Upon detection, we can either:
a) Start a new "branch" in the graph, creating a TopicSegment node.
b) Heavily down-weight the context from the previous topic during retrieval.
4. Performance and Scalability
* Query Optimization: Every Cypher query must be profiled (PROFILE or EXPLAIN). Ensure proper indexes are created on key node properties, especially Session(id) and Entity(name). A composite index on (label, property) is often necessary.
* Write Latency: The graph update in Step 5 adds latency to each turn. For applications requiring real-time responses, this write can be performed asynchronously. The user gets their response immediately, and the graph is updated in the background. The trade-off is that the very next, immediate query might not have access to the absolute latest turn's context.

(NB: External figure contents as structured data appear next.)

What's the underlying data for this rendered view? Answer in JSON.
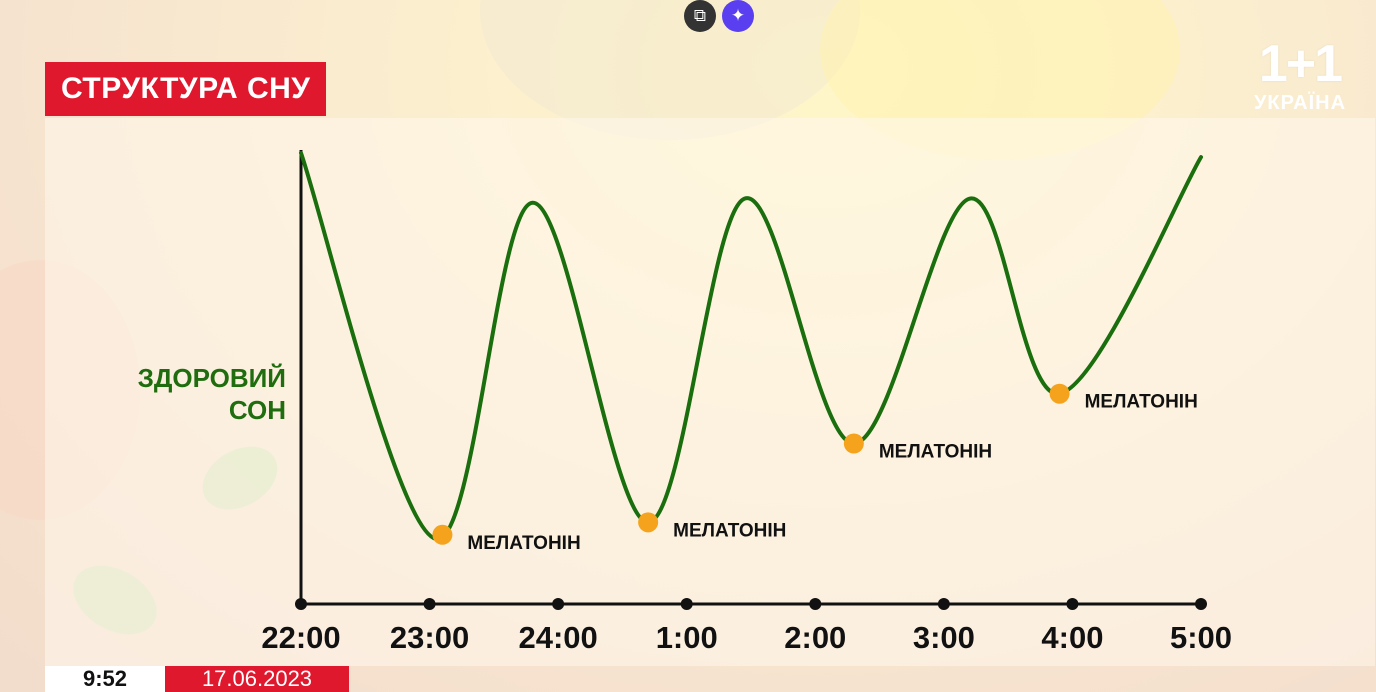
{
  "header": {
    "title": "СТРУКТУРА СНУ"
  },
  "logo": {
    "main": "1+1",
    "sub": "УКРАЇНА"
  },
  "toolbar": {
    "copy_icon": "copy-icon",
    "ai_icon": "sparkle-icon",
    "ai_color": "#5a3ff0"
  },
  "footer": {
    "time": "9:52",
    "date": "17.06.2023"
  },
  "colors": {
    "line": "#1a6e0e",
    "marker": "#f5a21c",
    "banner": "#e0182d",
    "axis": "#111111"
  },
  "chart_data": {
    "type": "line",
    "title": "",
    "ylabel": "ЗДОРОВИЙ СОН",
    "categories": [
      "22:00",
      "23:00",
      "24:00",
      "1:00",
      "2:00",
      "3:00",
      "4:00",
      "5:00"
    ],
    "curve": [
      {
        "x": 0.0,
        "y": 1.0
      },
      {
        "x": 1.05,
        "y": 0.07
      },
      {
        "x": 1.8,
        "y": 0.88
      },
      {
        "x": 2.7,
        "y": 0.11
      },
      {
        "x": 3.45,
        "y": 0.89
      },
      {
        "x": 4.3,
        "y": 0.3
      },
      {
        "x": 5.2,
        "y": 0.89
      },
      {
        "x": 5.9,
        "y": 0.42
      },
      {
        "x": 7.0,
        "y": 0.99
      }
    ],
    "markers": [
      {
        "x": 1.1,
        "y": 0.08,
        "label": "МЕЛАТОНІН"
      },
      {
        "x": 2.7,
        "y": 0.11,
        "label": "МЕЛАТОНІН"
      },
      {
        "x": 4.3,
        "y": 0.3,
        "label": "МЕЛАТОНІН"
      },
      {
        "x": 5.9,
        "y": 0.42,
        "label": "МЕЛАТОНІН"
      }
    ],
    "xlim": [
      0,
      7
    ],
    "ylim": [
      0,
      1
    ]
  }
}
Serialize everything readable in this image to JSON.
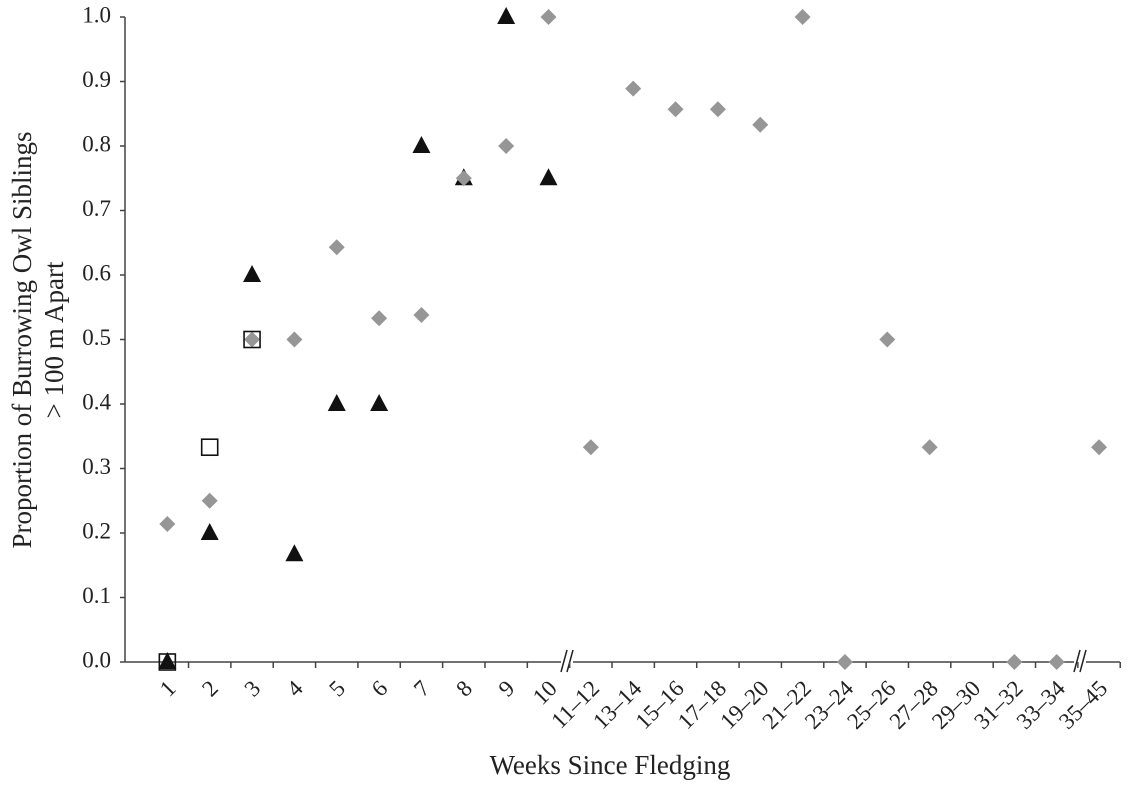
{
  "chart_data": {
    "type": "scatter",
    "xlabel": "Weeks Since Fledging",
    "ylabel": [
      "Proportion of  Burrowing Owl Siblings",
      "> 100 m  Apart"
    ],
    "categories": [
      "1",
      "2",
      "3",
      "4",
      "5",
      "6",
      "7",
      "8",
      "9",
      "10",
      "11–12",
      "13–14",
      "15–16",
      "17–18",
      "19–20",
      "21–22",
      "23–24",
      "25–26",
      "27–28",
      "29–30",
      "31–32",
      "33–34",
      "35–45"
    ],
    "series": [
      {
        "marker": "triangle",
        "color": "#111111",
        "values": [
          0,
          0.2,
          0.6,
          0.167,
          0.4,
          0.4,
          0.8,
          0.75,
          1.0,
          0.75,
          null,
          null,
          null,
          null,
          null,
          null,
          null,
          null,
          null,
          null,
          null,
          null,
          null
        ]
      },
      {
        "marker": "diamond",
        "color": "#969696",
        "values": [
          0.214,
          0.25,
          0.5,
          0.5,
          0.643,
          0.533,
          0.538,
          0.75,
          0.8,
          1.0,
          0.333,
          0.889,
          0.857,
          0.857,
          0.833,
          1.0,
          0,
          0.5,
          0.333,
          null,
          0,
          0,
          0.333
        ]
      },
      {
        "marker": "square",
        "color": "#111111",
        "values": [
          0,
          0.333,
          0.5,
          null,
          null,
          null,
          null,
          null,
          null,
          null,
          null,
          null,
          null,
          null,
          null,
          null,
          null,
          null,
          null,
          null,
          null,
          null,
          null
        ]
      }
    ],
    "ylim": [
      0,
      1
    ],
    "yticks": [
      {
        "value": 0,
        "label": "0.0"
      },
      {
        "value": 0.1,
        "label": "0.1"
      },
      {
        "value": 0.2,
        "label": "0.2"
      },
      {
        "value": 0.3,
        "label": "0.3"
      },
      {
        "value": 0.4,
        "label": "0.4"
      },
      {
        "value": 0.5,
        "label": "0.5"
      },
      {
        "value": 0.6,
        "label": "0.6"
      },
      {
        "value": 0.7,
        "label": "0.7"
      },
      {
        "value": 0.8,
        "label": "0.8"
      },
      {
        "value": 0.9,
        "label": "0.9"
      },
      {
        "value": 1,
        "label": "1.0"
      }
    ]
  }
}
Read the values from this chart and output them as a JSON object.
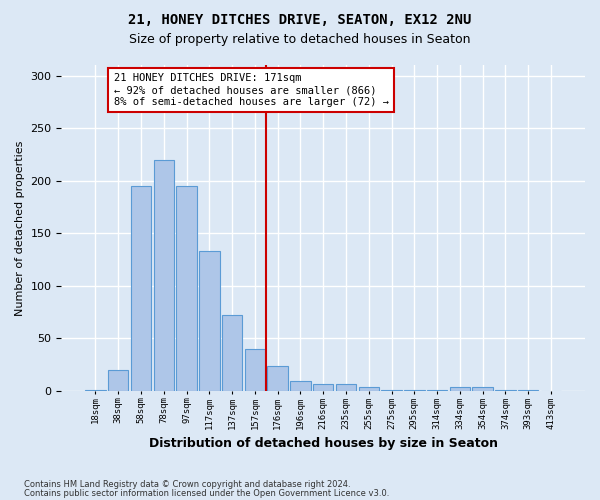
{
  "title1": "21, HONEY DITCHES DRIVE, SEATON, EX12 2NU",
  "title2": "Size of property relative to detached houses in Seaton",
  "xlabel": "Distribution of detached houses by size in Seaton",
  "ylabel": "Number of detached properties",
  "footnote1": "Contains HM Land Registry data © Crown copyright and database right 2024.",
  "footnote2": "Contains public sector information licensed under the Open Government Licence v3.0.",
  "annotation_title": "21 HONEY DITCHES DRIVE: 171sqm",
  "annotation_line1": "← 92% of detached houses are smaller (866)",
  "annotation_line2": "8% of semi-detached houses are larger (72) →",
  "bar_values": [
    1,
    20,
    195,
    220,
    195,
    133,
    72,
    40,
    24,
    9,
    7,
    7,
    4,
    1,
    1,
    1,
    4,
    4,
    1,
    1,
    0
  ],
  "bar_labels": [
    "18sqm",
    "38sqm",
    "58sqm",
    "78sqm",
    "97sqm",
    "117sqm",
    "137sqm",
    "157sqm",
    "176sqm",
    "196sqm",
    "216sqm",
    "235sqm",
    "255sqm",
    "275sqm",
    "295sqm",
    "314sqm",
    "334sqm",
    "354sqm",
    "374sqm",
    "393sqm",
    "413sqm"
  ],
  "bar_color": "#aec6e8",
  "bar_edge_color": "#5b9bd5",
  "vline_color": "#cc0000",
  "annotation_box_edge": "#cc0000",
  "background_color": "#dce8f5",
  "grid_color": "#ffffff",
  "ylim": [
    0,
    310
  ],
  "yticks": [
    0,
    50,
    100,
    150,
    200,
    250,
    300
  ],
  "vline_x": 7.5
}
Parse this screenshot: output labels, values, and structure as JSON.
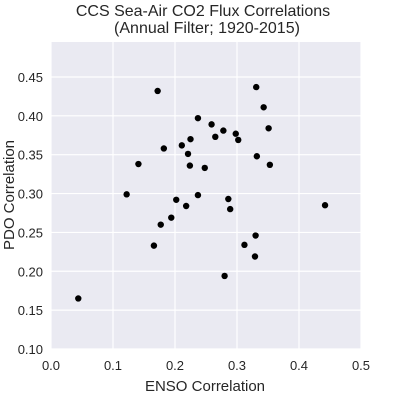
{
  "chart_data": {
    "type": "scatter",
    "title": "CCS Sea-Air CO2 Flux Correlations",
    "subtitle": "(Annual Filter; 1920-2015)",
    "xlabel": "ENSO Correlation",
    "ylabel": "PDO Correlation",
    "xlim": [
      0.0,
      0.5
    ],
    "ylim": [
      0.1,
      0.495
    ],
    "xticks": [
      "0.0",
      "0.1",
      "0.2",
      "0.3",
      "0.4",
      "0.5"
    ],
    "yticks": [
      "0.10",
      "0.15",
      "0.20",
      "0.25",
      "0.30",
      "0.35",
      "0.40",
      "0.45"
    ],
    "grid": true,
    "background": "#eaeaf2",
    "point_color": "#000000",
    "points": [
      {
        "x": 0.044,
        "y": 0.165
      },
      {
        "x": 0.122,
        "y": 0.299
      },
      {
        "x": 0.141,
        "y": 0.338
      },
      {
        "x": 0.166,
        "y": 0.233
      },
      {
        "x": 0.172,
        "y": 0.432
      },
      {
        "x": 0.177,
        "y": 0.26
      },
      {
        "x": 0.182,
        "y": 0.358
      },
      {
        "x": 0.194,
        "y": 0.269
      },
      {
        "x": 0.202,
        "y": 0.292
      },
      {
        "x": 0.211,
        "y": 0.362
      },
      {
        "x": 0.218,
        "y": 0.284
      },
      {
        "x": 0.221,
        "y": 0.351
      },
      {
        "x": 0.224,
        "y": 0.336
      },
      {
        "x": 0.225,
        "y": 0.37
      },
      {
        "x": 0.237,
        "y": 0.397
      },
      {
        "x": 0.237,
        "y": 0.298
      },
      {
        "x": 0.248,
        "y": 0.333
      },
      {
        "x": 0.259,
        "y": 0.389
      },
      {
        "x": 0.265,
        "y": 0.373
      },
      {
        "x": 0.278,
        "y": 0.381
      },
      {
        "x": 0.28,
        "y": 0.194
      },
      {
        "x": 0.286,
        "y": 0.293
      },
      {
        "x": 0.289,
        "y": 0.28
      },
      {
        "x": 0.298,
        "y": 0.377
      },
      {
        "x": 0.302,
        "y": 0.369
      },
      {
        "x": 0.312,
        "y": 0.234
      },
      {
        "x": 0.329,
        "y": 0.219
      },
      {
        "x": 0.33,
        "y": 0.246
      },
      {
        "x": 0.331,
        "y": 0.437
      },
      {
        "x": 0.332,
        "y": 0.348
      },
      {
        "x": 0.343,
        "y": 0.411
      },
      {
        "x": 0.351,
        "y": 0.384
      },
      {
        "x": 0.353,
        "y": 0.337
      },
      {
        "x": 0.442,
        "y": 0.285
      }
    ]
  }
}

* Caching: Implement a caching layer (like Redis) for frequently accessed data, such as the entity list for active sessions. This can reduce read load on the graph database.
Conclusion: Beyond Stateless RAG
Building a stateful RAG system is a significant architectural undertaking. It moves beyond simple vector search and demands a more holistic approach to context management. By modeling conversations as a dynamic, evolving knowledge graph, we create a persistent memory that enables LLMs to engage in truly coherent, multi-turn dialogue.
The patterns discussed here—hybrid retrieval, coreference resolution using graph context, and transactional state updates—provide a blueprint for the next generation of conversational AI. While the implementation complexity is higher than stateless RAG, the payoff is an AI agent that can remember, reason about, and reference past interactions, transforming it from a simple information retrieval tool into a genuine conversational partner.